Some characters appear out of nowhere, created by a whim of unpredictable imagination. Elindra is one of those. In this post, I’ll share how she became a part of the story.
While the Magic-Breakers are a crucial element of the story with their role as specialized anti-magic units (I often compare them to real-life units such as SWAT and described how I came up with them here), they lacked any direct presence for a long time, being merely nameless elite warriors in heavy gear.
During the drafting of the first book, the Magic-Breakers gained the first named representative – Marshal Aegan, their leader. Aegan, however, is someone who leads them from an office and thus won’t come into contact with the actual bad guys.

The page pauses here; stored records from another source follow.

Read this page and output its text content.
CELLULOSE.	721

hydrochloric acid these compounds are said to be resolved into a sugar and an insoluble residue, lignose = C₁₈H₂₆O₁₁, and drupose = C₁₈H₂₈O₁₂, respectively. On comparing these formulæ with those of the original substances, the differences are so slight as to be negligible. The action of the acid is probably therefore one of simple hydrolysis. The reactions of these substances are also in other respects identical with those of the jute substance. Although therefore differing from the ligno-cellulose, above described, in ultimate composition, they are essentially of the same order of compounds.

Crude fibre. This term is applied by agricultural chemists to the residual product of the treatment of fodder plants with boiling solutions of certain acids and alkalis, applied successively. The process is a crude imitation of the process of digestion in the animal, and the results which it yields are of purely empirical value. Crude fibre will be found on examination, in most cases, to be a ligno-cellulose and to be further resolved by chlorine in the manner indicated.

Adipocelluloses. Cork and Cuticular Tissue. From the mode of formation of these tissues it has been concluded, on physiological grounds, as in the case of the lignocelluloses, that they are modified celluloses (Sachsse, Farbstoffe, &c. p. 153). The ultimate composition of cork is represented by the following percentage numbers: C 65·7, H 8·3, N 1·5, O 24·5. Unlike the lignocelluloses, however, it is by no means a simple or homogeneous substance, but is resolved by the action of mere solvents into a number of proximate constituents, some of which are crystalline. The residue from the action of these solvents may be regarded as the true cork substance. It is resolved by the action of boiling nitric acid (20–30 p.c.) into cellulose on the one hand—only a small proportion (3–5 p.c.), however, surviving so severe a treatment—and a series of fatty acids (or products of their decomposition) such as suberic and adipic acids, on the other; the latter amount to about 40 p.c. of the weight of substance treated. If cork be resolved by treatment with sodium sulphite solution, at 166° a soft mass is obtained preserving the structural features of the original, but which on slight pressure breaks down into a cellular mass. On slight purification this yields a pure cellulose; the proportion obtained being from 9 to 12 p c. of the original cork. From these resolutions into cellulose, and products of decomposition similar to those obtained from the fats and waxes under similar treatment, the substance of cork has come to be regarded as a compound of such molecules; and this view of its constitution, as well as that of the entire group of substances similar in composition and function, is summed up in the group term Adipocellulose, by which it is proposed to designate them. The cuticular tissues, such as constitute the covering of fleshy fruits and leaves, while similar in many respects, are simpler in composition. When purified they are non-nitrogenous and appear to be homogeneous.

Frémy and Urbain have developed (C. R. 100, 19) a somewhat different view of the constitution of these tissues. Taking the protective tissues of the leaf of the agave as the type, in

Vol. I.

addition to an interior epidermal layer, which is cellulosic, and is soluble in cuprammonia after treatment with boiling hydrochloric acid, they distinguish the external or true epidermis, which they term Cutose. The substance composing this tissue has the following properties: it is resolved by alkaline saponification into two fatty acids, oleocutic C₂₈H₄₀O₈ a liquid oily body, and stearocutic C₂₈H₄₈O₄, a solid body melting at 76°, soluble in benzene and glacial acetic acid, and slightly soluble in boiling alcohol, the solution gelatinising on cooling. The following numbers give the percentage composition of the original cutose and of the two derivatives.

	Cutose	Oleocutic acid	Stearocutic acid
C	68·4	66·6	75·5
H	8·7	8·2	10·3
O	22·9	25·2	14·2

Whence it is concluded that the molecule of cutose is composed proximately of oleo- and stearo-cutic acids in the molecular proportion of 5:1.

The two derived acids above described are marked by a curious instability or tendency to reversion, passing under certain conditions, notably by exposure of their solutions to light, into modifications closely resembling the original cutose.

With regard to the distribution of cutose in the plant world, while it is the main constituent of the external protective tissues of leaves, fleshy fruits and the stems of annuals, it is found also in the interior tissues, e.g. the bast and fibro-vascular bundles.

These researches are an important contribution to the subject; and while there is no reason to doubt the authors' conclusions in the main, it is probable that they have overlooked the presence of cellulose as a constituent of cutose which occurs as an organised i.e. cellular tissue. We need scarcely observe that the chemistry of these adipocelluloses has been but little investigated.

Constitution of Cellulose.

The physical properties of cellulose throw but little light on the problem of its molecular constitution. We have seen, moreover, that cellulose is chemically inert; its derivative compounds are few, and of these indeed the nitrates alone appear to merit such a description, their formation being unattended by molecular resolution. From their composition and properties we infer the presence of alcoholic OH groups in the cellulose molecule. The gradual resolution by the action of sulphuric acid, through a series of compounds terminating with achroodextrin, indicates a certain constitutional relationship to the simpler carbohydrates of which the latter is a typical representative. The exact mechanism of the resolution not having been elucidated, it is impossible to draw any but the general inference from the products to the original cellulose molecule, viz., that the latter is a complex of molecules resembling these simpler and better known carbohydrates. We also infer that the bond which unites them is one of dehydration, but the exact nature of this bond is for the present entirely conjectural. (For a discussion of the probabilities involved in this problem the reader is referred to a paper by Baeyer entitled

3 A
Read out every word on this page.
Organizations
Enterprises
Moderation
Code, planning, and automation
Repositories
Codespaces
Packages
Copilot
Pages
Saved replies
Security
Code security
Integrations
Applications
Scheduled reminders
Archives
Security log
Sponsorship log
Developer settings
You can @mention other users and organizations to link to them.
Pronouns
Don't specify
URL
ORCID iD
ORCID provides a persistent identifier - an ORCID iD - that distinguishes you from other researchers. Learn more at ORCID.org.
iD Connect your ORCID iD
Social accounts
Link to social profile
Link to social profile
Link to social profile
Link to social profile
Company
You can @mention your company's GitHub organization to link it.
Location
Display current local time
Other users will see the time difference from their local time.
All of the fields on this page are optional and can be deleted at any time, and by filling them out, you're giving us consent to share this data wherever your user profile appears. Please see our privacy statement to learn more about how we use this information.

This only changed when my drafting reached the last 15-20 chapters of book two. The Magic-Breakers are deployed in force and I realized I needed someone to lead them to battle. And thus, Elindra was created.
Editing book one
When that was done, I realized that it’d be a pity if Elindra’s first appearance was only by the end of the second book. There were some smaller appearances of Magic-Breakers in the first book, of which some could be repurposed to set her up sooner.
Thus, Elindra replaced the nameless and featureless Captain that came to arrest the cultist incapacitated in a fight with Tyr’eshal, which became her first appearance. The number of scenes in book one getting this treatment was small (two or three, I believe) but it did what I wanted to do: set her up so when the trouble gets real and she’s brought out in force, the reader will know who she is.
Continuing her story
Following the events of the second book, I was not willing to part with her despite the main reason of her presence was dealth with. Hence, Elindra will get to show her skills much more in the third book, to the point she becomes one of the main front-line characters.
This is all I’ll share today. Feel free to share your thoughts or experiences. Was it something you encountered in your writing – a character that became a part of the story in such a retrospective way?